In the last three months, there have been three armed robberies at
medical marijuana stores in Victoria. Police are investigating whether
there is any connection. If the trend continues, police may look at
cracking down on the illegal businesses operating throughout the city.

"The police will look at trends in the future and if the trends
continue, then maybe we will go down the road with enforcement," said
Victoria police Const. Matt Rutherford. "The problem is it's such a
hot political issue."

Medical marijuana dispensaries have been popping up throughout B.C.,
prompting communities to call for local authorities to regulate them.

Last month, Esquimalt council voted to deny all applications for
business licenses pertaining to dispensaries in the township following
an earlier inquiry from someone wanting to establish a business there.

Officials with the town canvased other municipalities in the region,
noting most have taken the position that the activity is illegal,
therefore business licences will not be issued and anyone commencing
operations will be forced to shut down.

The only exception in the region is the City of Victoria, which
currently has approximately 20 medical marijuana dispensaries. The
city is now trying to set up a process to regulate the industry so it
won't be a free-for-all.

When it comes to policing, officers in Victoria have had ongoing
conversations with dispensary operators, reminding them that there is
always a risk the businesses could be enforced.

"If we went in and tried to shut these places down, is this going to
result in criminal charges? That's not clear. That can change any
minute...It really is a complex issue where people are operating in a
grey area," said Victoria police spokesperson Bowen Osoko. "Our
resources are only so big and we apply those resources based on the
public interest."

According to Dieter MacPherson, executive director of the Victoria
Cannabis Buyers Club, one of the major risks for medical marijuana
dispensaries is that they are an all-cash business.

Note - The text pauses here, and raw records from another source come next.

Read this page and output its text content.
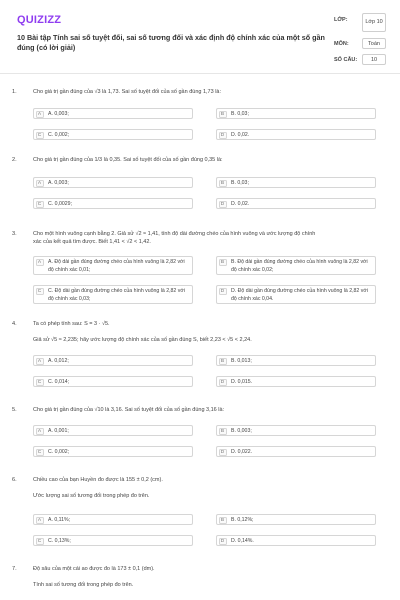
QUIZIZZ
10 Bài tập Tính sai số tuyệt đối, sai số tương đối và xác định độ chính xác của một số gần đúng (có lời giải)
LỚP:	Lớp 10
MÔN:	Toán
SỐ CÂU:	10
1.	Cho giá trị gần đúng của √3 là 1,73. Sai số tuyệt đối của số gần đúng 1,73 là:
A	A. 0,003;	B	B. 0,03;
C	C. 0,002;	D	D. 0,02.
2.	Cho giá trị gần đúng của 1/3 là 0,35. Sai số tuyệt đối của số gần đúng 0,35 là:
A	A. 0,003;	B	B. 0,03;
C	C. 0,0029;	D	D. 0,02.
3.	Cho một hình vuông cạnh bằng 2. Giả sử √2 ≈ 1,41, tính độ dài đường chéo của hình vuông và ước lượng độ chính
xác của kết quả tìm được. Biết 1,41 < √2 < 1,42.
A	A. Độ dài gần đúng đường chéo của hình vuông là 2,82 với độ chính xác 0,01;
B	B. Độ dài gần đúng đường chéo của hình vuông là 2,82 với độ chính xác 0,02;
C	C. Độ dài gần đúng đường chéo của hình vuông là 2,82 với độ chính xác 0,03;
D	D. Độ dài gần đúng đường chéo của hình vuông là 2,82 với độ chính xác 0,04.
4.	Ta có phép tính sau: S = 3 · √5.
Giả sử √5 ≈ 2,235; hãy ước lượng độ chính xác của số gần đúng S, biết 2,23 < √5 < 2,24.
A	A. 0,012;	B	B. 0,013;
C	C. 0,014;	D	D. 0,015.
5.	Cho giá trị gần đúng của √10 là 3,16. Sai số tuyệt đối của số gần đúng 3,16 là:
A	A. 0,001;	B	B. 0,003;
C	C. 0,002;	D	D. 0,022.
6.	Chiều cao của bạn Huyền đo được là 155 ± 0,2 (cm).
Ước lượng sai số tương đối trong phép đo trên.
A	A. 0,11%;	B	B. 0,12%;
C	C. 0,13%;	D	D. 0,14%.
7.	Độ sâu của một cái ao được đo là 173 ± 0,1 (dm).
Tính sai số tương đối trong phép đo trên.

The city licencing dispensaries will go a long way towards allowing
the businesses to access traditional services, such as banking, he
added, and if the federal government follows through with legalizing
marijuana it will reduce the market value over time, removing the
temptation for thieves.

"This is not unique to the City of Victoria. Obviously we're dealing
with a high value product and an all-cash business so there will
always be a concern that they are targeted," said MacPherson. "Our
hope is businesses will adopt best practices for security and the city
in its licencing program will include security standards that should
be applied across the industry."

Last month, a man armed with a weapon entered the Weeds Social Club in
the 1600 block of Douglas Street and made off with an undisclosed
amount of cash and drugs. In late July, a man armed with a gun and
knife stole cash and drugs from Farmacy, located at 3055 Scott St.

Anyone with information is asked to call 250-995-7654.